# Sekonda with winged S



## TKLewis (May 11, 2017)

Hello, can anyone tell me a bit about this watch? It has a very military look and feel to it but I can't find any info online about it. It has also got the winged 'S' under the logo on the dial and case back also have the original strap that has this on too. Cheers.


----------



## Always"watching" (Sep 21, 2013)

Sekonda used a winged S logo on casebacks and on some dials for a number of years, and I have myself tried to work out the dates for when this logo was used, with limited success. It does seem that this winged S was in use until relatively recently - hence your rather nice Sekonda watch - but I haven't been able to pin down the period of its use or whether it was used only on a particular class or group of watches.


----------



## TKLewis (May 11, 2017)

Hi Tourbillon,
Thanks for this, I was thinking that the 99026 was the serial number and the T94 was the year do you think this is the case?
The watch feels like really good quality bead blasted case and case back, it's like the quality of my Hamilton Khaki.
Cheers.


----------



## Always"watching" (Sep 21, 2013)

What an interesting comparison @TKLewis- the basic style of both the Hamilton and Sekonda has had a long life and still frequents watch company ranges today. The back of your Sekonda may give the clue as to the case material, but if not then I suspect it may be base metal rather than stainless steel. I too have a similar Sekonda military style wrist watch which came with a khaki-coloured fabric strap (see pic below), and another similarly styled Sekonda military style watch with calendar registers. These two watches do not use the winged logo and are from pretty recent years. I am not au fait with the Sekonda watch numbering system, but 1994 is a possible date for your watch - though I would have put your watch at some years later in date.
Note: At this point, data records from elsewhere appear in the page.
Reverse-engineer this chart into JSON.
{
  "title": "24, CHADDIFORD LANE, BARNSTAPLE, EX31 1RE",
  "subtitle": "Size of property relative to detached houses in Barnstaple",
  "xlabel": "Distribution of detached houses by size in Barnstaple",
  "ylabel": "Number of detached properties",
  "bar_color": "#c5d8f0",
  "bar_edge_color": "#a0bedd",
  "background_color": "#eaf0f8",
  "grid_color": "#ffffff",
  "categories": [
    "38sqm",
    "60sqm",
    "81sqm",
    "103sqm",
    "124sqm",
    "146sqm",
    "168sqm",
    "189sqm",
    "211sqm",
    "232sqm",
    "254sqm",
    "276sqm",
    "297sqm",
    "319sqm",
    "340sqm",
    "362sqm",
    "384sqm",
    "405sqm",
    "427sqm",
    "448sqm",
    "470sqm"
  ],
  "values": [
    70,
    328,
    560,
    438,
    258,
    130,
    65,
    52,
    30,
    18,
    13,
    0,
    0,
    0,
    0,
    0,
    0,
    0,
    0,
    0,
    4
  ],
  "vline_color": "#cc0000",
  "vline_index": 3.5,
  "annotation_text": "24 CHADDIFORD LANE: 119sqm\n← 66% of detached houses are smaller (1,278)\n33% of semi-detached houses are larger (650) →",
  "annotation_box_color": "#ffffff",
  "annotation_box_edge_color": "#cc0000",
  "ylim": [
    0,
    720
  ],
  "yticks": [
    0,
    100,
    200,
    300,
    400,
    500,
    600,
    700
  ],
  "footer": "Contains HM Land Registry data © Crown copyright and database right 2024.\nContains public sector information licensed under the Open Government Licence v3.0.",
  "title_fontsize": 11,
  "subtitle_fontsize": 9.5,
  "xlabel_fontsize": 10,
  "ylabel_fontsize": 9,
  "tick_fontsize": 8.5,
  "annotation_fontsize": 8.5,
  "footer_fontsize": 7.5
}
I am often surprised at just how nice, and good value for money, some Sekonda watches are, and I do like your military example - noticing it has 10 ATM water resistance stated on the dial. 
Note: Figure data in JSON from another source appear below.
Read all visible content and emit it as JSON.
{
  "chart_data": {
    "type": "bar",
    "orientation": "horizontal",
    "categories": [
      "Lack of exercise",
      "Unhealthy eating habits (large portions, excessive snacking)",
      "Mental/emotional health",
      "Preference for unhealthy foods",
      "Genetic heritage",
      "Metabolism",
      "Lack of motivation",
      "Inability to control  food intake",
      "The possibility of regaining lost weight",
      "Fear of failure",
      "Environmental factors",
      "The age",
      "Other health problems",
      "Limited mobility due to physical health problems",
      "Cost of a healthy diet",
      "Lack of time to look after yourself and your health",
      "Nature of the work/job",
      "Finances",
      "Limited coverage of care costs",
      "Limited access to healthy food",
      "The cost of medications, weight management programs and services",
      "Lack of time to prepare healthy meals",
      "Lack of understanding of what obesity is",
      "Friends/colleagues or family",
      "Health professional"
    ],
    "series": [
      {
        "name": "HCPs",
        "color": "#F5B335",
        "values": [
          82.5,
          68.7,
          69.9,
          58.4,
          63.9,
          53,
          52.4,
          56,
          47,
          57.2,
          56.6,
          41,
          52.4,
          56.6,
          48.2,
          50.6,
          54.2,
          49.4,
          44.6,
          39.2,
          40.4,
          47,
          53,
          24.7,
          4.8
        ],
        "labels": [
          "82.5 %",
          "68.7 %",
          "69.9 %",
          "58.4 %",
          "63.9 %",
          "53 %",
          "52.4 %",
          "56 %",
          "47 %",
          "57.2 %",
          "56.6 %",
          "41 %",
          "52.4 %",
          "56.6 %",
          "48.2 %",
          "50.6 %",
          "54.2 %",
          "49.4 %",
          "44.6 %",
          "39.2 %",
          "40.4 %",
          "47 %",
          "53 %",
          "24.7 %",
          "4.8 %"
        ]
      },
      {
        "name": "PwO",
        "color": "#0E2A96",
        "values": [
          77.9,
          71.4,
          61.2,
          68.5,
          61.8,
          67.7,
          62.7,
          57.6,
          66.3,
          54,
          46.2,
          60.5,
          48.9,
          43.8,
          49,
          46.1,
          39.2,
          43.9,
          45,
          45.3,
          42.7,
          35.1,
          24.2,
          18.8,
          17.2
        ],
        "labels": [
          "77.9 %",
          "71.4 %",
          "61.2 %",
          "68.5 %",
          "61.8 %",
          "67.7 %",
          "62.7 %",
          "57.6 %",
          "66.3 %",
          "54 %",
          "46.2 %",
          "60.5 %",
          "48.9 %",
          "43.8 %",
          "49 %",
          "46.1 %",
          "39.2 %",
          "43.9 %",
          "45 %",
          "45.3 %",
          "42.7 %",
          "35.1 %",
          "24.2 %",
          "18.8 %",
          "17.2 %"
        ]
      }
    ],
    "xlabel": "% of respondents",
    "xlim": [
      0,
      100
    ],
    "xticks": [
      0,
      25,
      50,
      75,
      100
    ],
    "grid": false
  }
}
This is the military style Sekonda model I have with khaki strap in my collection, with coated alloy case and fabric strap. It is still just about available new for about £40 (pic from houseofwatches.co.uk)










This version by Sekonda is still available and has a 43mm alloy case. It can be bought in a cream dial colourway or black and from Amazon UK costs £31 for the cream colourway and £33 for the black (pic from images-na.ssl-images-amazon.com):


----------



## TKLewis (May 11, 2017)

Hi Tourbilloin,
Great information thank you, I like those two too.
For the money they're great value.
I've included and image of the rear case and another Sekonda that I have that also looks military too.
Thanks again.


----------



## Always"watching" (Sep 21, 2013)

My dear @TKLewis, I had to smile because you made a mistake that I believe I once made - confusing the user name for the posting status of the member. My user name is actually "Always"watching. :laugh:

I add extra congratulations on your Sekonda military watch with the winged S now that you have shown me the back. Sekonda models with 10 ATM water resistance like yours do tend to have screw-down backs and steel cases, and are a cut above the more usual run of watches from the company. Very nice. I also like your military style Sekonda chronograph - good to have the tenth of a second register rather than just a one second measurement. I presume that the chronograph has an alloy case and a flip-off case back. :biggrin:


----------



## TKLewis (May 11, 2017)

Hi Aways"watching"
Apologies for that, LOL so pleased you mentioned that as things could get very confusing.  
Yes the Chronograph has the flip-off case back, not too sure what the case is made of but some of the chrome has worn off in places.

https://photos.app.goo.gl/38nEqMYCyHnzeoPv6

https://photos.app.goo.gl/Nkik8ZGkmWAhALYE6


----------